Baseline 17-item Clinician-Administered PTSD Scale (CAPS-SX17) data were pooled from patients enrolled in two double-blind, randomized, placebo-controlled trials. The CFA was conducted using maximum likelihood and weighted, least-squares factor extraction methods. The EFA was performed using a polychoric correlation covariance matrix and Pearson correlation matrix.
Data from a pooled population of 685 patients (venlafaxine ER: n = 339; placebo: n = 346) were analyzed.
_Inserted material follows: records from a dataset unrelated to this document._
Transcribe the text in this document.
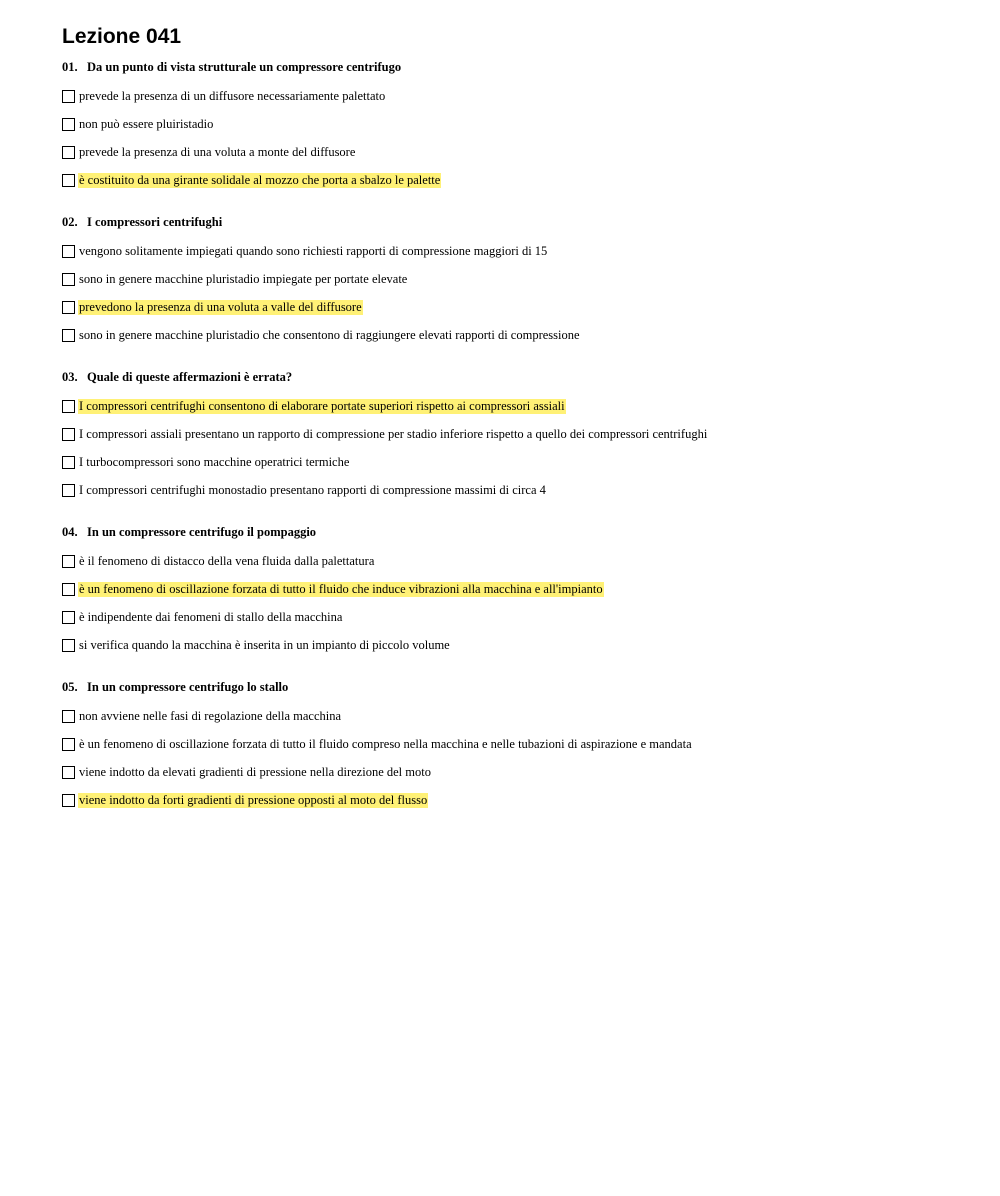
Lezione 041
01. Da un punto di vista strutturale un compressore centrifugo
prevede la presenza di un diffusore necessariamente palettato
non può essere pluiristadio
prevede la presenza di una voluta a monte del diffusore
è costituito da una girante solidale al mozzo che porta a sbalzo le palette
02. I compressori centrifughi
vengono solitamente impiegati quando sono richiesti rapporti di compressione maggiori di 15
sono in genere macchine pluristadio impiegate per portate elevate
prevedono la presenza di una voluta a valle del diffusore
sono in genere macchine pluristadio che consentono di raggiungere elevati rapporti di compressione
03. Quale di queste affermazioni è errata?
I compressori centrifughi consentono di elaborare portate superiori rispetto ai compressori assiali
I compressori assiali presentano un rapporto di compressione per stadio inferiore rispetto a quello dei compressori centrifughi
I turbocompressori sono macchine operatrici termiche
I compressori centrifughi monostadio presentano rapporti di compressione massimi di circa 4
04. In un compressore centrifugo il pompaggio
è il fenomeno di distacco della vena fluida dalla palettatura
è un fenomeno di oscillazione forzata di tutto il fluido che induce vibrazioni alla macchina e all'impianto
è indipendente dai fenomeni di stallo della macchina
si verifica quando la macchina è inserita in un impianto di piccolo volume
05. In un compressore centrifugo lo stallo
non avviene nelle fasi di regolazione della macchina
è un fenomeno di oscillazione forzata di tutto il fluido compreso nella macchina e nelle tubazioni di aspirazione e mandata
viene indotto da elevati gradienti di pressione nella direzione del moto
viene indotto da forti gradienti di pressione opposti al moto del flusso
CFA rejected the DSM-IV three-factor structure. The EFA identified a different three-factor structure as the best fit: factor 1 included reexperiencing symptoms, factor 2 included symptoms of altered mood and cognition, whereas factor 3 comprised avoidance and arousal symptoms. All DSM-IV symptom factors and all factors in the identified three-factor model responded positively to venlafaxine ER treatment.
Data are consistent with literature failing to confirm the three-factor structure of DSM-IV PTSD, and they support the DSM-5 inclusion of a symptom cluster addressing altered mood and cognition in PTSD. The efficacy of venlafaxine ER in reducing a range of symptom clusters in PTSD is consistent with its multiple mechanisms of action.